Detailed Description
Reference will now be made in detail to the exemplary embodiments, examples of which are illustrated in the accompanying drawings. When the following description refers to the accompanying drawings, like numbers in different drawings represent the same or similar elements unless otherwise indicated. The embodiments described in the following exemplary embodiments do not represent all embodiments consistent with the present application. Rather, they are merely examples of apparatus and methods consistent with certain aspects of the present application, as detailed in the appended claims.
The terminology used herein is for the purpose of describing particular embodiments only and is not intended to be limiting of the application. As used in this application and the appended claims, the singular forms "a", "an", and "the" are intended to include the plural forms as well, unless the context clearly indicates otherwise. It should also be understood that the term "and/or" as used herein refers to and encompasses any and all possible combinations of one or more of the associated listed items.
It is to be understood that although the terms first, second, third, etc. may be used herein to describe various information, such information should not be limited to these terms. These terms are only used to distinguish one type of information from another. For example, first information may also be referred to as second information, and similarly, second information may also be referred to as first information, without departing from the scope of the present application. The word "if" as used herein may be interpreted as "at … …" or "when … …" or "in response to a determination", depending on the context.
As shown in fig. 1 in the related art, in the current network device, a master control board performs interface expansion through a PCIe Switch chip (PCIe Switch chip/PCIe bridge chip), connects a plurality of service boards, selects a PCIe link through a Switch circuit on the service boards, and determines whether to communicate with the master control board or communicate with a standby board. When the network device performs the active-standby switching, the switching circuit can be controlled to implement the active-standby switching, and when the service board card is hot-plugged, the PCIe standard hot-plugging flow can be started to implement the hot-plugging.

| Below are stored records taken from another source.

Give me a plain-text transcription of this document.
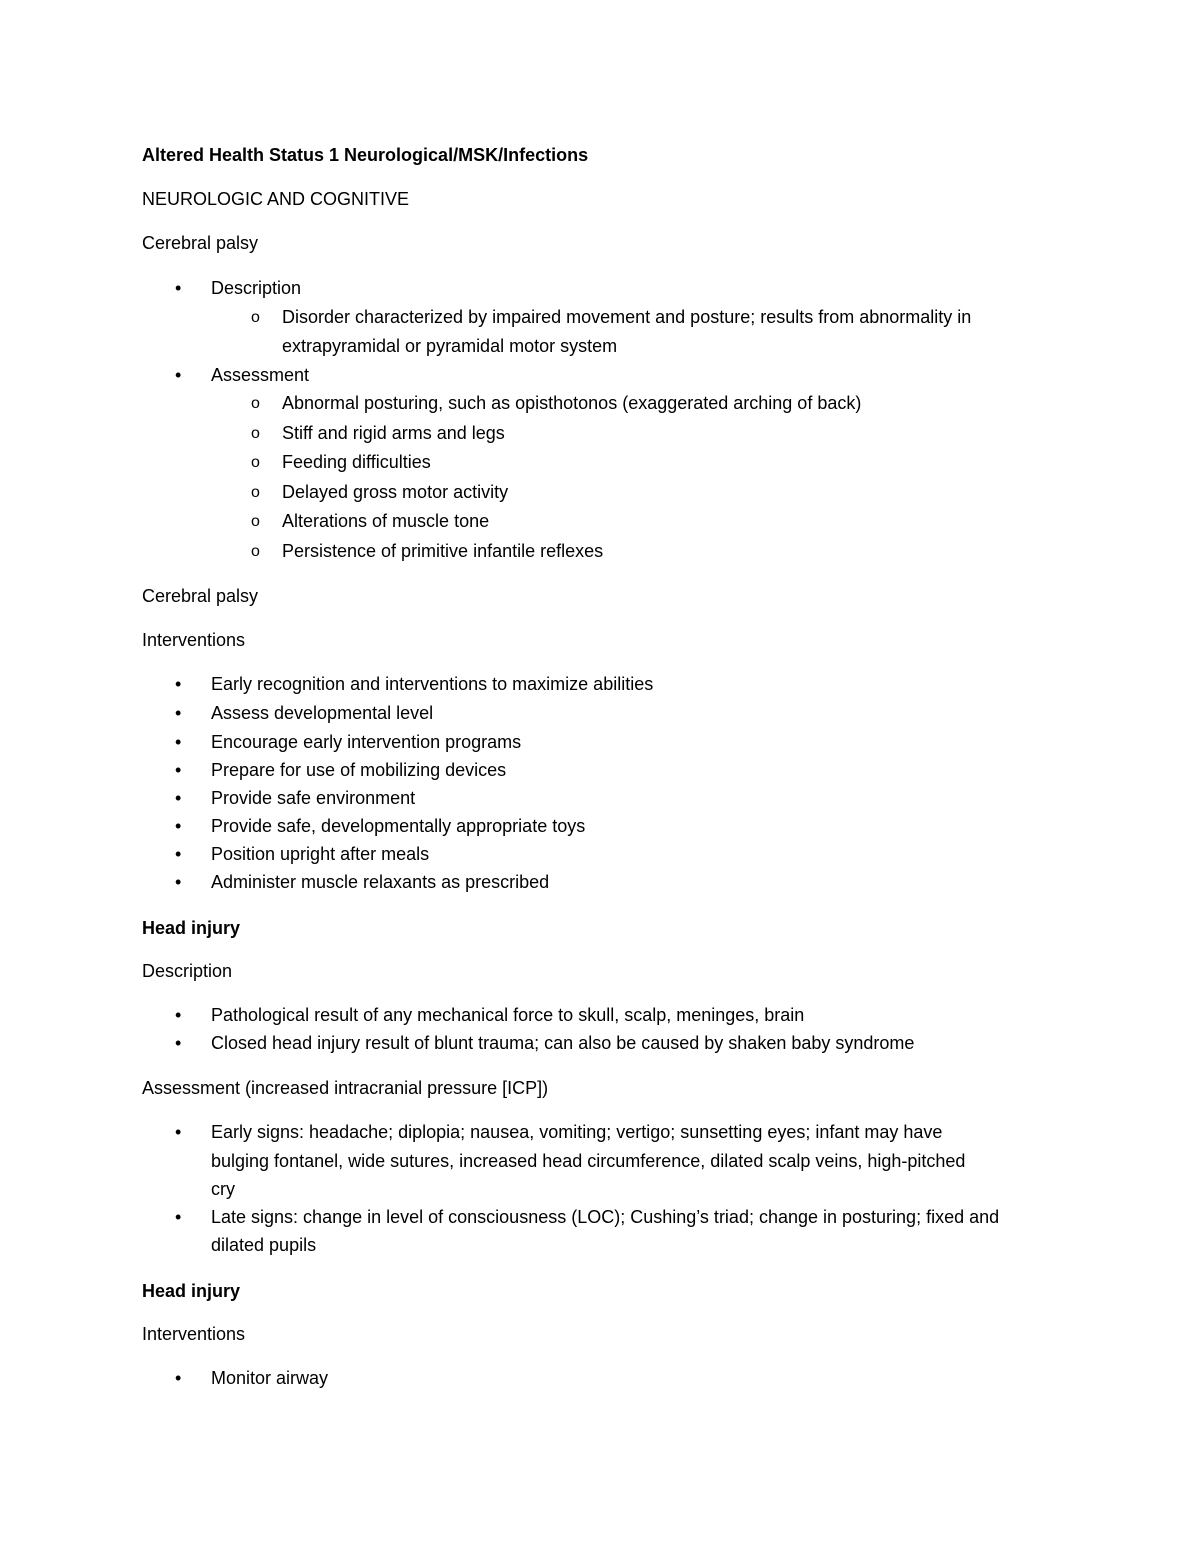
Altered Health Status 1 Neurological/MSK/Infections
NEUROLOGIC AND COGNITIVE
Cerebral palsy
• Description
o Disorder characterized by impaired movement and posture; results from abnormality in
extrapyramidal or pyramidal motor system
• Assessment
o Abnormal posturing, such as opisthotonos (exaggerated arching of back)
o Stiff and rigid arms and legs
o Feeding difficulties
o Delayed gross motor activity
o Alterations of muscle tone
o Persistence of primitive infantile reflexes
Cerebral palsy
Interventions
• Early recognition and interventions to maximize abilities
• Assess developmental level
• Encourage early intervention programs
• Prepare for use of mobilizing devices
• Provide safe environment
• Provide safe, developmentally appropriate toys
• Position upright after meals
• Administer muscle relaxants as prescribed
Head injury
Description
• Pathological result of any mechanical force to skull, scalp, meninges, brain
• Closed head injury result of blunt trauma; can also be caused by shaken baby syndrome
Assessment (increased intracranial pressure [ICP])
• Early signs: headache; diplopia; nausea, vomiting; vertigo; sunsetting eyes; infant may have
bulging fontanel, wide sutures, increased head circumference, dilated scalp veins, high-pitched
cry
• Late signs: change in level of consciousness (LOC); Cushing’s triad; change in posturing; fixed and
dilated pupils
Head injury
Interventions
• Monitor airway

Although the current network device can support the main/standby switching and hot plug mechanisms, the occurrence of the network device failure is uncontrollable, and when the main/standby switching or hot plug event occurs, the main control board and the service board are communicating, which may possibly cause unexpected abnormality of the network device due to untimely notification. For example, the main control board card and the service board card communicate normally, and when the main control board card is removed by violence, the service board card is abnormal because the service board card does not receive the response of the main control board card in time, which may cause the service board card to fail to respond to the instruction of the standby board card. If the service board card is performing memory access, the memory of the standby board card may be at risk of being illegally modified.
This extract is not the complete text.